I sensed that someone was approaching the closet and I extended my thoughts to…her. There was a bartender named Julie hesitating at the “Do Not Disturb” sign hanging on the closet door, needing a bottle of Absolut Vodka. I threw my will into that need, enflaming the urgency to the point of panic. Julie pushed open the door and stormed in, eyes wild, looking for the vodka. As John turned to face her, I pulled at the zip ties, augmenting my physical strength with my gift, and the ties snapped painfully. Then I shifted all my focus to the light in the room, feeling it reflecting off my body. This is one of my more difficult tricks. I willed that light to gently bend around my form, to flow around me without touching. I’ve spent endless hours practicing this in front of a mirror, and when I get it right, I become completely invisible. The problem is that it takes all my concentration to do it right, and if I try to move or walk around, I become partially visible, like a translucent ghost image of myself.

Julie spotted the bottle she was looking for, snatched it up and fled the room. At the sound of the snapping zip ties John turned back to face me, and when he didn’t see me his intense shock hit me in a wave that almost ruined my concentration. He reached under his jacket, pulled out a gun, and ran from the room.
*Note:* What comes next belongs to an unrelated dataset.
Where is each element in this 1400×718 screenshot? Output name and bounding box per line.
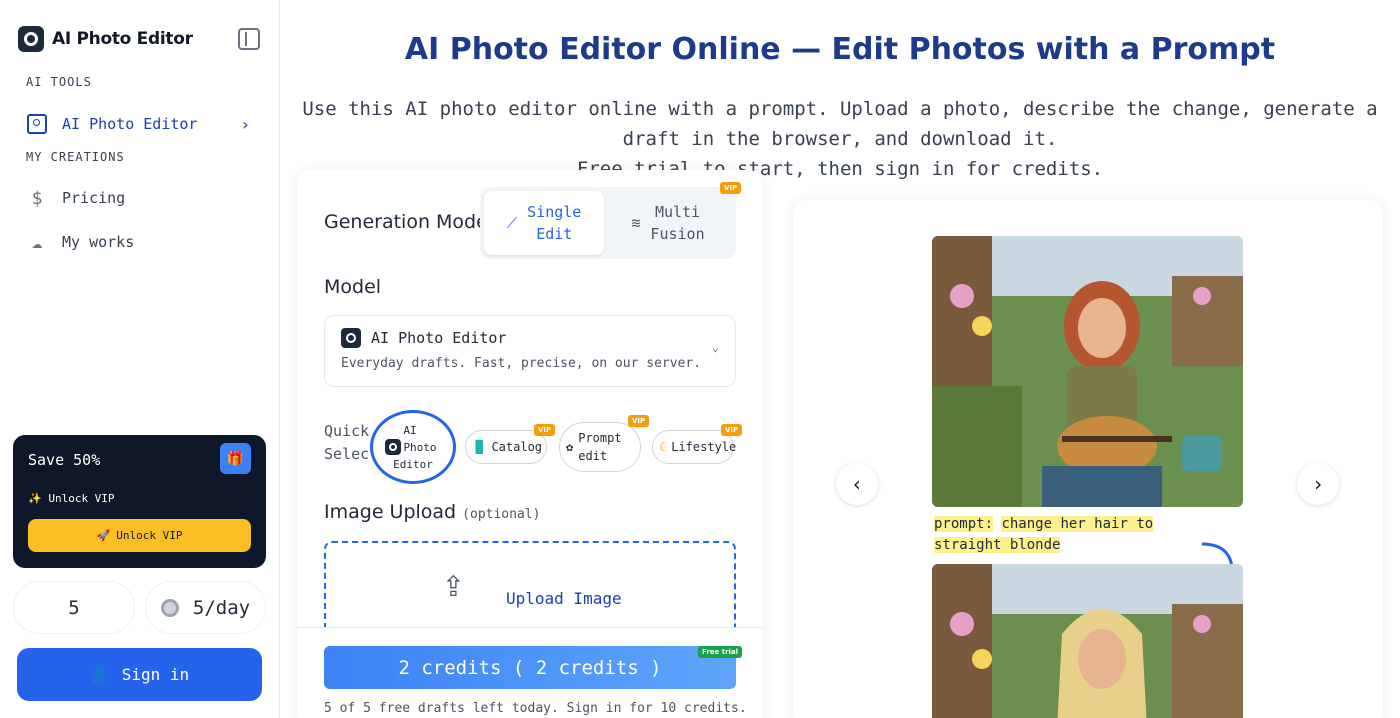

I steadied my breathing and slowly began to walk to the door. I opened it gently, then stepped into the service hallway. The area could not have been more different from the rest of the casino. The industrial white paint on the walls was so dull it looked like primer, and it was marred in numerous places with small gouges in the drywall and greasy black streaks. The long tubes of ancient fluorescent lighting cast their greenish glow over everything, save for the sputtering, dying tube at the end of the hall. The unpainted concrete floor was pitted and spider-webbed with tiny cracks. A concrete floor meant that this must be the ground floor, maybe even a basement. There was a distinct limestone smell in the damp air. Definitely the basement. I was alone for the moment amid the hum of the fluorescents, and dropped the invisibility so I could extend my consciousness back into the mind of Julie the bartender. I gently prodded her to think about the layout of the building and the location of all the exits. In her memory I saw her struggle to open the dented metal door at the end of the hallway and climb the stairs, but then her mind wandered. I pulled away from her, not willing to risk hurting her by forcing her mind open again. The stairs were a good enough start, I hoped.

Once I knew where to begin, all I had to worry about was being seen, so I tried to bend the light again, but a sharp pain flashed through my already aching head, so I stopped. That kind of pain is a warning, and if you ignore it and try to push through it, permanent brain damage can occur. My best friend and mentor, Gus, has the only mind I have ever encountered with abilities that rival my own. He pushed himself too hard about 25 years ago and has been in a coma ever since.

So I gave my brain a rest and calmly walked toward the stairs, trying to look like I belonged there. The door to the stairwell was painted with the same flat whitewash as the hall, covering the hinges, the spherical doorknob… everything. The knob didn’t turn, but as I pulled, the door opened a crack, and as I continued it scraped loudly against the cement floor. So much for stealth. The stairwell was windowless and dimly lit. It smelled like stale cigarette smoke. Each step I took was easily heard, and as I began up the stairs, hushed voices echoed down from above. While the words were too quiet to discern, the fear of being caught was clear. Smokers. Must be. A door opened above me, and I saw it almost shut as I rounded the corner. The lock didn’t catch. Bonus for me. I stepped over the cigarette butts that littered the stairs, and stopped with my hand on the doorknob.